Le soleil n’allait plus tarder à se coucher. Isaac* avait voulu profiter le plus longtemps possible de cette belle lumière caractéristique du printemps qui s’annonçait. Même si le sommet des montagnes au loin était encore couvert de neige, il avait pu observer avec plaisir que la nature se préparait à éclore. Les arbres commençaient à voir leur houppier se teinter très légèrement d’un vert parfois un peu jaunâtre, prélude à une floraison généreuse. Après un hiver assez rigoureux durant lequel l’activité agricole avait été très réduite, la terre se préparait une fois de plus à renouveler les miracles de la germination et de la croissance des plantes semées. Les travaux des champs allaient les occuper jusqu’à la fin de l’été. Il avait eu envie de profiter de ces dernières heures de l’hiver pour flâner un peu sur le chemin du retour vers la ville après la visite d’inspection détaillée qu’il venait de faire de son domaine. Durant sa tournée qui l’avait occupé pendant une grande partie de l’après-midi, il avait rencontré assez peu de personnes. Il aimait ces moments de solitude dans la campagne qui lui laissaient le loisir de réfléchir à ses proches, à ses affaires ou à ses projets tout en admirant la beauté des paysages dont il ne se lassait pas. À la veille d’une nouvelle saison, il pouvait savourer sa situation, pour lui et sa famille. Ses terres lui assuraient depuis plusieurs années des revenus suffisants pour vivre confortablement. Bien sûr, nul n’était à l’abri d’une mauvaise année en raison d’intempéries ou de guerres qui étaient susceptibles de saccager les récoltes.
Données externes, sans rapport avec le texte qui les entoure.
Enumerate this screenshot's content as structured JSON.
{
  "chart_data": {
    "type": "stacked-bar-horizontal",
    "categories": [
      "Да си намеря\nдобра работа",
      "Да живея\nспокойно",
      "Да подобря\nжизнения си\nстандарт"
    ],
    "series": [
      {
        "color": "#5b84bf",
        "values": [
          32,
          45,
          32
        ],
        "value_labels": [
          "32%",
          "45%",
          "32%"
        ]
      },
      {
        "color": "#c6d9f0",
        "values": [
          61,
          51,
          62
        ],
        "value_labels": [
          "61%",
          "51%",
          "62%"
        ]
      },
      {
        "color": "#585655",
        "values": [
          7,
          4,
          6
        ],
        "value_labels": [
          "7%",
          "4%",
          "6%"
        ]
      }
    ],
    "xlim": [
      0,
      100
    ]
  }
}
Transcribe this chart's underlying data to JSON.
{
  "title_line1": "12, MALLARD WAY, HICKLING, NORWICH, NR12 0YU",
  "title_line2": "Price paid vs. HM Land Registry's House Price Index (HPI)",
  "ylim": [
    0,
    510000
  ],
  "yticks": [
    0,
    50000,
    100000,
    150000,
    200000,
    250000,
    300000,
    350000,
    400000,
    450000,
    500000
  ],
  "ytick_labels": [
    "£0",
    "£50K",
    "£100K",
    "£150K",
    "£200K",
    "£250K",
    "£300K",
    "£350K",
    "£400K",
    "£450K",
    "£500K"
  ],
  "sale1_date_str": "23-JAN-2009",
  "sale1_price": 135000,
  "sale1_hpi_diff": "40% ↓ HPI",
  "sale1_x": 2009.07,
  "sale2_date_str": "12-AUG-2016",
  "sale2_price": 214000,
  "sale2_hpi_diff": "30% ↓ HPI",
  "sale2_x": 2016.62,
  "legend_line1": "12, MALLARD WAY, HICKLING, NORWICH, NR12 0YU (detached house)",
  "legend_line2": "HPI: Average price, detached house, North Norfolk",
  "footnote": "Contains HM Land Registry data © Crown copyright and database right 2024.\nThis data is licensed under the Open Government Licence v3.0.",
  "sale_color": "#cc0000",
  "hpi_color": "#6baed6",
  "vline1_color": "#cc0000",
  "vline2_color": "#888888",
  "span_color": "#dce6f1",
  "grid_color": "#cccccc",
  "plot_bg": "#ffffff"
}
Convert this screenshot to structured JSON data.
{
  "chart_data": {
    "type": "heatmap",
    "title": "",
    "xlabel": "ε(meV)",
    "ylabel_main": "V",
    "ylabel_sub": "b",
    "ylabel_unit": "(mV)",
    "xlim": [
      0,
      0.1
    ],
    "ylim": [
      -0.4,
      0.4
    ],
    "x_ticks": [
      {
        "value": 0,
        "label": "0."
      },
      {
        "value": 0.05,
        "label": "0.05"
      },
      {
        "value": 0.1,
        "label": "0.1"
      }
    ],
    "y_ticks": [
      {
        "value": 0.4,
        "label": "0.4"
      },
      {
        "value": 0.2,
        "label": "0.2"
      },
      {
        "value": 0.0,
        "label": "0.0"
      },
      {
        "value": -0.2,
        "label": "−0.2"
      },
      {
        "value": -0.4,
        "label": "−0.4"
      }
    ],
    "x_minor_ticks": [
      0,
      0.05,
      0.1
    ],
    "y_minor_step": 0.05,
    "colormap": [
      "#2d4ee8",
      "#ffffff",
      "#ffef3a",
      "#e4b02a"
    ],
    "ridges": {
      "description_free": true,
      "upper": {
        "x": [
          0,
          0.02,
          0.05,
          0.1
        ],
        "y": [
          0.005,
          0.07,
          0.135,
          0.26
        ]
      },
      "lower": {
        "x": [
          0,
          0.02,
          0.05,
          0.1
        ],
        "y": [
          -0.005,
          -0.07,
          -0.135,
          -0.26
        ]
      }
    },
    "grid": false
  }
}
Mais à son âge2, Isaac pouvait être satisfait du patrimoine qu’il avait accumulé principalement en vue d’une transmission à ses enfants. Par ailleurs, son autorité reconnue dans la communauté juive de Narbonne faisait de lui une personnalité qui comptait dans la région. Il se disait parfois qu’il ne fallait rien espérer d’autre ; qu’il aurait sans doute la chance de mourir sur le sol qui l’avait vu naître.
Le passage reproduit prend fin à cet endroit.